Conakry – Nouveau rebondissement dans le dossier Aboubacar Sidiki Diakité, dit Toumba. Le collectif de ses avocats dénonce avec vigueur son transfèrement de la maison centrale de Conakry vers la prison civile de Coyah, qu’il qualifie de mesure illégale, arbitraire et attentatoire aux droits fondamentaux du détenu.
Condamné le 31 juillet 2024 à dix ans de prison par le Tribunal de première instance de Dixinn dans l’affaire du massacre du 28 septembre 2009, Toumba était incarcéré à la maison centrale de Conakry depuis son placement en détention provisoire, le 14 mars 2017. Bien que sa condamnation fasse toujours l’objet d’un appel, la défense rappelle qu’il a déjà purgé 8 ans, 10 mois et 27 jours de détention.
Dans un communiqué au ton ferme, ses conseils estiment que son transfert hors de la maison centrale de Conakry viole le droit positif guinéen.
Selon eux, aucune juridiction compétente n’a été saisie avant cette décision de l’Administration pénitentiaire. Or, rappellent-ils, les articles 1019, 1020 et 1113 du Code de procédure pénale disposent que tout incident lié à l’exécution d’une peine doit obligatoirement être examiné par le tribunal ou la cour ayant statué, ou par la Chambre de contrôle de l’instruction du ressort concerné.
Pour le collectif, l’Administration pénitentiaire a outrepassé ses prérogatives en procédant unilatéralement à ce transfèrement.
« Elle s’est arrogé un pouvoir réservé aux juridictions, violant ainsi le principe de légalité de la détention, le droit à la défense et le droit à un recours effectif », dénoncent les avocats.

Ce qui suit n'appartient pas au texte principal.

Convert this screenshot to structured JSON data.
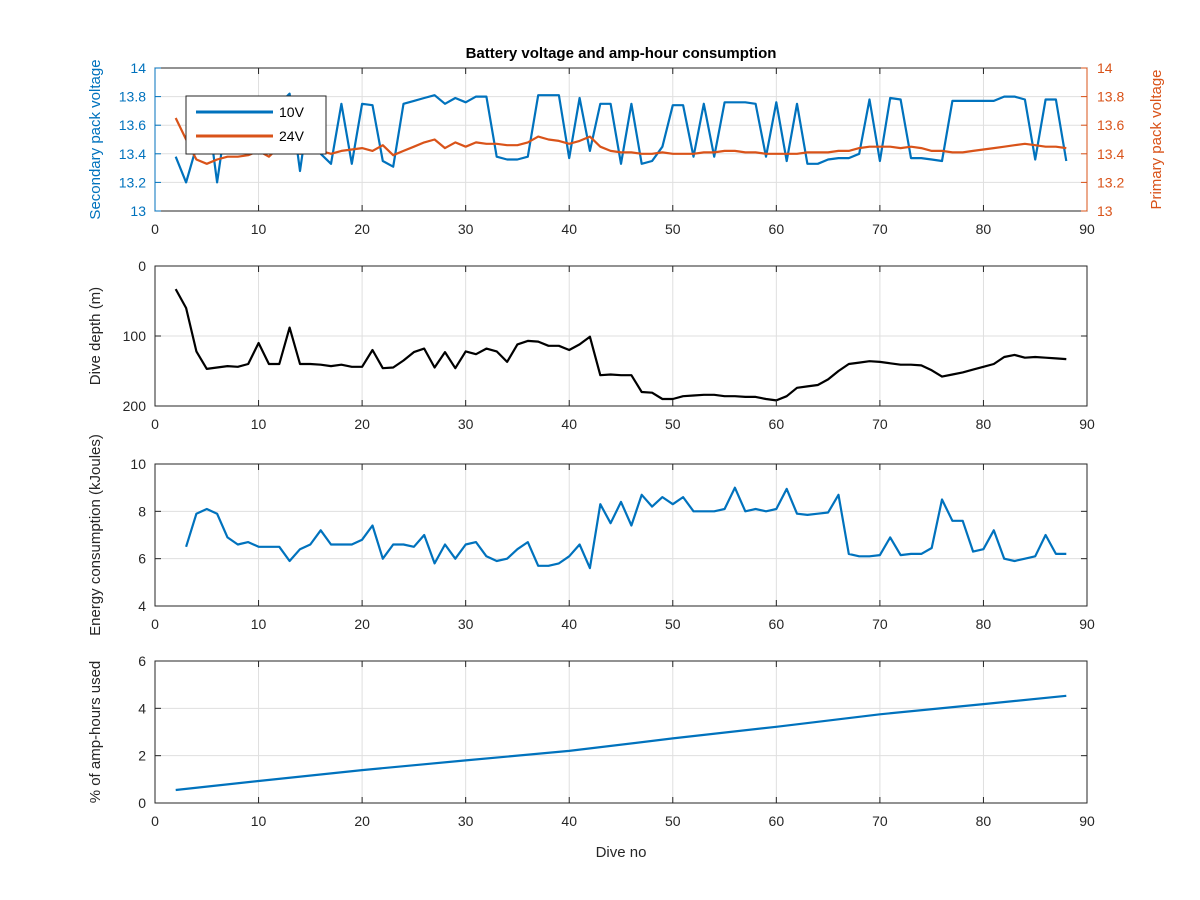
{
  "colors": {
    "blue": "#0072bd",
    "orange": "#d95319",
    "black": "#000000",
    "grid": "#dfdfdf",
    "axis": "#262626"
  },
  "chart_data": [
    {
      "type": "line",
      "title": "Battery voltage and amp-hour consumption",
      "xlabel": "",
      "ylabel": "Secondary pack voltage",
      "ylabel_right": "Primary pack voltage",
      "xlim": [
        0,
        90
      ],
      "ylim": [
        13,
        14
      ],
      "ylim_right": [
        13,
        14
      ],
      "xticks": [
        0,
        10,
        20,
        30,
        40,
        50,
        60,
        70,
        80,
        90
      ],
      "yticks": [
        13,
        13.2,
        13.4,
        13.6,
        13.8,
        14
      ],
      "yticks_right": [
        13,
        13.2,
        13.4,
        13.6,
        13.8,
        14
      ],
      "grid": true,
      "legend": "top-left",
      "series": [
        {
          "name": "10V",
          "axis": "left",
          "color": "#0072bd",
          "x": [
            2,
            3,
            4,
            5,
            6,
            7,
            8,
            9,
            10,
            11,
            12,
            13,
            14,
            15,
            16,
            17,
            18,
            19,
            20,
            21,
            22,
            23,
            24,
            25,
            26,
            27,
            28,
            29,
            30,
            31,
            32,
            33,
            34,
            35,
            36,
            37,
            38,
            39,
            40,
            41,
            42,
            43,
            44,
            45,
            46,
            47,
            48,
            49,
            50,
            51,
            52,
            53,
            54,
            55,
            56,
            57,
            58,
            59,
            60,
            61,
            62,
            63,
            64,
            65,
            66,
            67,
            68,
            69,
            70,
            71,
            72,
            73,
            74,
            75,
            76,
            77,
            78,
            79,
            80,
            81,
            82,
            83,
            84,
            85,
            86,
            87,
            88
          ],
          "values": [
            13.38,
            13.2,
            13.45,
            13.75,
            13.2,
            13.7,
            13.75,
            13.75,
            13.8,
            13.75,
            13.75,
            13.82,
            13.28,
            13.78,
            13.4,
            13.33,
            13.75,
            13.33,
            13.75,
            13.74,
            13.35,
            13.31,
            13.75,
            13.77,
            13.79,
            13.81,
            13.75,
            13.79,
            13.76,
            13.8,
            13.8,
            13.38,
            13.36,
            13.36,
            13.38,
            13.81,
            13.81,
            13.81,
            13.37,
            13.79,
            13.42,
            13.75,
            13.75,
            13.33,
            13.75,
            13.33,
            13.35,
            13.45,
            13.74,
            13.74,
            13.38,
            13.75,
            13.38,
            13.76,
            13.76,
            13.76,
            13.75,
            13.38,
            13.76,
            13.35,
            13.75,
            13.33,
            13.33,
            13.36,
            13.37,
            13.37,
            13.4,
            13.78,
            13.35,
            13.79,
            13.78,
            13.37,
            13.37,
            13.36,
            13.35,
            13.77,
            13.77,
            13.77,
            13.77,
            13.77,
            13.8,
            13.8,
            13.78,
            13.36,
            13.78,
            13.78,
            13.35
          ]
        },
        {
          "name": "24V",
          "axis": "right",
          "color": "#d95319",
          "x": [
            2,
            3,
            4,
            5,
            6,
            7,
            8,
            9,
            10,
            11,
            12,
            13,
            14,
            15,
            16,
            17,
            18,
            19,
            20,
            21,
            22,
            23,
            24,
            25,
            26,
            27,
            28,
            29,
            30,
            31,
            32,
            33,
            34,
            35,
            36,
            37,
            38,
            39,
            40,
            41,
            42,
            43,
            44,
            45,
            46,
            47,
            48,
            49,
            50,
            51,
            52,
            53,
            54,
            55,
            56,
            57,
            58,
            59,
            60,
            61,
            62,
            63,
            64,
            65,
            66,
            67,
            68,
            69,
            70,
            71,
            72,
            73,
            74,
            75,
            76,
            77,
            78,
            79,
            80,
            81,
            82,
            83,
            84,
            85,
            86,
            87,
            88
          ],
          "values": [
            13.65,
            13.5,
            13.36,
            13.33,
            13.36,
            13.38,
            13.38,
            13.39,
            13.42,
            13.38,
            13.45,
            13.44,
            13.4,
            13.43,
            13.42,
            13.4,
            13.42,
            13.43,
            13.44,
            13.42,
            13.46,
            13.39,
            13.42,
            13.45,
            13.48,
            13.5,
            13.44,
            13.48,
            13.45,
            13.48,
            13.47,
            13.47,
            13.46,
            13.46,
            13.48,
            13.52,
            13.5,
            13.49,
            13.47,
            13.49,
            13.52,
            13.45,
            13.42,
            13.41,
            13.41,
            13.4,
            13.4,
            13.41,
            13.4,
            13.4,
            13.4,
            13.41,
            13.41,
            13.42,
            13.42,
            13.41,
            13.41,
            13.4,
            13.4,
            13.4,
            13.4,
            13.41,
            13.41,
            13.41,
            13.42,
            13.42,
            13.44,
            13.45,
            13.45,
            13.45,
            13.44,
            13.45,
            13.44,
            13.42,
            13.42,
            13.41,
            13.41,
            13.42,
            13.43,
            13.44,
            13.45,
            13.46,
            13.47,
            13.46,
            13.45,
            13.45,
            13.44
          ]
        }
      ]
    },
    {
      "type": "line",
      "title": "",
      "xlabel": "",
      "ylabel": "Dive depth (m)",
      "xlim": [
        0,
        90
      ],
      "ylim": [
        0,
        200
      ],
      "y_reversed": true,
      "xticks": [
        0,
        10,
        20,
        30,
        40,
        50,
        60,
        70,
        80,
        90
      ],
      "yticks": [
        0,
        100,
        200
      ],
      "grid": true,
      "series": [
        {
          "color": "#000000",
          "x": [
            2,
            3,
            4,
            5,
            6,
            7,
            8,
            9,
            10,
            11,
            12,
            13,
            14,
            15,
            16,
            17,
            18,
            19,
            20,
            21,
            22,
            23,
            24,
            25,
            26,
            27,
            28,
            29,
            30,
            31,
            32,
            33,
            34,
            35,
            36,
            37,
            38,
            39,
            40,
            41,
            42,
            43,
            44,
            45,
            46,
            47,
            48,
            49,
            50,
            51,
            52,
            53,
            54,
            55,
            56,
            57,
            58,
            59,
            60,
            61,
            62,
            63,
            64,
            65,
            66,
            67,
            68,
            69,
            70,
            71,
            72,
            73,
            74,
            75,
            76,
            77,
            78,
            79,
            80,
            81,
            82,
            83,
            84,
            85,
            86,
            87,
            88
          ],
          "values": [
            33,
            60,
            122,
            147,
            145,
            143,
            144,
            140,
            110,
            140,
            140,
            88,
            140,
            140,
            141,
            143,
            141,
            144,
            144,
            120,
            146,
            145,
            135,
            123,
            118,
            145,
            123,
            146,
            122,
            126,
            118,
            122,
            137,
            112,
            107,
            108,
            114,
            114,
            120,
            112,
            101,
            156,
            155,
            156,
            156,
            180,
            181,
            190,
            190,
            186,
            185,
            184,
            184,
            186,
            186,
            187,
            187,
            190,
            192,
            186,
            174,
            172,
            170,
            162,
            150,
            140,
            138,
            136,
            137,
            139,
            141,
            141,
            142,
            149,
            158,
            155,
            152,
            148,
            144,
            140,
            130,
            127,
            131,
            130,
            131,
            132,
            133
          ]
        }
      ]
    },
    {
      "type": "line",
      "title": "",
      "xlabel": "",
      "ylabel": "Energy consumption (kJoules)",
      "xlim": [
        0,
        90
      ],
      "ylim": [
        4,
        10
      ],
      "xticks": [
        0,
        10,
        20,
        30,
        40,
        50,
        60,
        70,
        80,
        90
      ],
      "yticks": [
        4,
        6,
        8,
        10
      ],
      "grid": true,
      "series": [
        {
          "color": "#0072bd",
          "x": [
            3,
            4,
            5,
            6,
            7,
            8,
            9,
            10,
            11,
            12,
            13,
            14,
            15,
            16,
            17,
            18,
            19,
            20,
            21,
            22,
            23,
            24,
            25,
            26,
            27,
            28,
            29,
            30,
            31,
            32,
            33,
            34,
            35,
            36,
            37,
            38,
            39,
            40,
            41,
            42,
            43,
            44,
            45,
            46,
            47,
            48,
            49,
            50,
            51,
            52,
            53,
            54,
            55,
            56,
            57,
            58,
            59,
            60,
            61,
            62,
            63,
            64,
            65,
            66,
            67,
            68,
            69,
            70,
            71,
            72,
            73,
            74,
            75,
            76,
            77,
            78,
            79,
            80,
            81,
            82,
            83,
            84,
            85,
            86,
            87,
            88
          ],
          "values": [
            6.5,
            7.9,
            8.1,
            7.9,
            6.9,
            6.6,
            6.7,
            6.5,
            6.5,
            6.5,
            5.9,
            6.4,
            6.6,
            7.2,
            6.6,
            6.6,
            6.6,
            6.8,
            7.4,
            6.0,
            6.6,
            6.6,
            6.5,
            7.0,
            5.8,
            6.6,
            6.0,
            6.6,
            6.7,
            6.1,
            5.9,
            6.0,
            6.4,
            6.7,
            5.7,
            5.7,
            5.8,
            6.1,
            6.6,
            5.6,
            8.3,
            7.5,
            8.4,
            7.4,
            8.7,
            8.2,
            8.6,
            8.3,
            8.6,
            8.0,
            8.0,
            8.0,
            8.1,
            9.0,
            8.0,
            8.1,
            8.0,
            8.1,
            8.95,
            7.9,
            7.85,
            7.9,
            7.95,
            8.7,
            6.2,
            6.1,
            6.1,
            6.15,
            6.9,
            6.15,
            6.2,
            6.2,
            6.45,
            8.5,
            7.6,
            7.6,
            6.3,
            6.4,
            7.2,
            6.0,
            5.9,
            6.0,
            6.1,
            7.0,
            6.2,
            6.2
          ]
        }
      ]
    },
    {
      "type": "line",
      "title": "",
      "xlabel": "Dive no",
      "ylabel": "% of amp-hours used",
      "xlim": [
        0,
        90
      ],
      "ylim": [
        0,
        6
      ],
      "xticks": [
        0,
        10,
        20,
        30,
        40,
        50,
        60,
        70,
        80,
        90
      ],
      "yticks": [
        0,
        2,
        4,
        6
      ],
      "grid": true,
      "series": [
        {
          "color": "#0072bd",
          "x": [
            2,
            10,
            20,
            30,
            40,
            50,
            60,
            70,
            80,
            88
          ],
          "values": [
            0.55,
            0.93,
            1.39,
            1.8,
            2.2,
            2.73,
            3.22,
            3.75,
            4.18,
            4.53
          ]
        }
      ]
    }
  ]
}
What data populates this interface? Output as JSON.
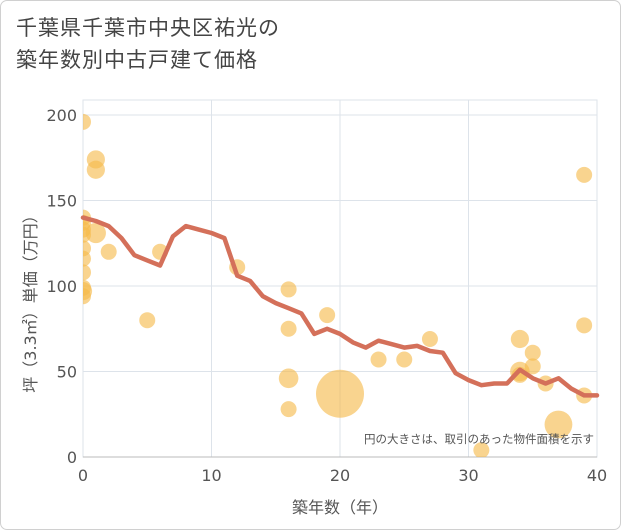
{
  "chart_data": {
    "type": "scatter",
    "title_lines": [
      "千葉県千葉市中央区祐光の",
      "築年数別中古戸建て価格"
    ],
    "xlabel": "築年数（年）",
    "ylabel": "坪（3.3㎡）単価（万円）",
    "xlim": [
      0,
      40
    ],
    "ylim": [
      0,
      200
    ],
    "xticks": [
      0,
      10,
      20,
      30,
      40
    ],
    "yticks": [
      0,
      50,
      100,
      150,
      200
    ],
    "note": "円の大きさは、取引のあった物件面積を示す",
    "colors": {
      "bubble": "#f5b94a",
      "line": "#d4705a",
      "grid": "#dde3ea"
    },
    "scatter_points": [
      {
        "x": 0,
        "y": 196,
        "size": 1
      },
      {
        "x": 0,
        "y": 140,
        "size": 1
      },
      {
        "x": 0,
        "y": 137,
        "size": 1
      },
      {
        "x": 0,
        "y": 133,
        "size": 1
      },
      {
        "x": 0,
        "y": 130,
        "size": 1
      },
      {
        "x": 0,
        "y": 122,
        "size": 1
      },
      {
        "x": 0,
        "y": 116,
        "size": 1
      },
      {
        "x": 0,
        "y": 108,
        "size": 1
      },
      {
        "x": 0,
        "y": 99,
        "size": 1
      },
      {
        "x": 0,
        "y": 97,
        "size": 1.3
      },
      {
        "x": 0,
        "y": 94,
        "size": 1
      },
      {
        "x": 1,
        "y": 174,
        "size": 1.3
      },
      {
        "x": 1,
        "y": 168,
        "size": 1.3
      },
      {
        "x": 1,
        "y": 131,
        "size": 1.6
      },
      {
        "x": 2,
        "y": 120,
        "size": 1
      },
      {
        "x": 5,
        "y": 80,
        "size": 1
      },
      {
        "x": 6,
        "y": 120,
        "size": 1
      },
      {
        "x": 12,
        "y": 111,
        "size": 1
      },
      {
        "x": 16,
        "y": 98,
        "size": 1
      },
      {
        "x": 16,
        "y": 75,
        "size": 1
      },
      {
        "x": 16,
        "y": 46,
        "size": 1.5
      },
      {
        "x": 16,
        "y": 28,
        "size": 1
      },
      {
        "x": 19,
        "y": 83,
        "size": 1
      },
      {
        "x": 20,
        "y": 37,
        "size": 9
      },
      {
        "x": 23,
        "y": 57,
        "size": 1
      },
      {
        "x": 25,
        "y": 57,
        "size": 1
      },
      {
        "x": 27,
        "y": 69,
        "size": 1
      },
      {
        "x": 31,
        "y": 4,
        "size": 1
      },
      {
        "x": 34,
        "y": 69,
        "size": 1.3
      },
      {
        "x": 34,
        "y": 50,
        "size": 1.5
      },
      {
        "x": 34,
        "y": 48,
        "size": 1
      },
      {
        "x": 35,
        "y": 61,
        "size": 1
      },
      {
        "x": 35,
        "y": 53,
        "size": 1
      },
      {
        "x": 36,
        "y": 43,
        "size": 1
      },
      {
        "x": 37,
        "y": 19,
        "size": 3
      },
      {
        "x": 39,
        "y": 165,
        "size": 1
      },
      {
        "x": 39,
        "y": 77,
        "size": 1
      },
      {
        "x": 39,
        "y": 36,
        "size": 1
      }
    ],
    "trend_line": {
      "x": [
        0,
        1,
        2,
        3,
        4,
        5,
        6,
        7,
        8,
        9,
        10,
        11,
        12,
        13,
        14,
        15,
        16,
        17,
        18,
        19,
        20,
        21,
        22,
        23,
        24,
        25,
        26,
        27,
        28,
        29,
        30,
        31,
        32,
        33,
        34,
        35,
        36,
        37,
        38,
        39,
        40
      ],
      "y": [
        140,
        138,
        135,
        128,
        118,
        115,
        112,
        129,
        135,
        133,
        131,
        128,
        106,
        103,
        94,
        90,
        87,
        84,
        72,
        75,
        72,
        67,
        64,
        68,
        66,
        64,
        65,
        62,
        61,
        49,
        45,
        42,
        43,
        43,
        51,
        46,
        43,
        46,
        40,
        36,
        36
      ]
    }
  }
}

La défense insiste : un transfèrement ne saurait être considéré comme un simple acte administratif lorsqu’il modifie la situation juridique du détenu et impacte ses conditions de détention.
Faute de décision judiciaire préalable, les avocats qualifient la mesure d’arbitraire et mettent en garde contre une pratique qu’ils jugent dangereuse pour l’autorité de la justice et la sécurité juridique des citoyens.
Ils exigent :
l’arrêt immédiat de cette mesure jugée illégale ;
le retour sans délai de Toumba à la maison centrale de Conakry, soulignant l’absence de titre légal justifiant son incarcération à Coyah.
Le transfèrement aurait été marqué par des incidents. Le procureur général près la Cour d’appel de Conakry évoque un refus de fouille systématique de la part du détenu, une version catégoriquement rejetée par ses avocats.
L’affaire relance le débat sur le respect des procédures judiciaires et le rôle de l’Administration pénitentiaire dans l’exécution des décisions de justice.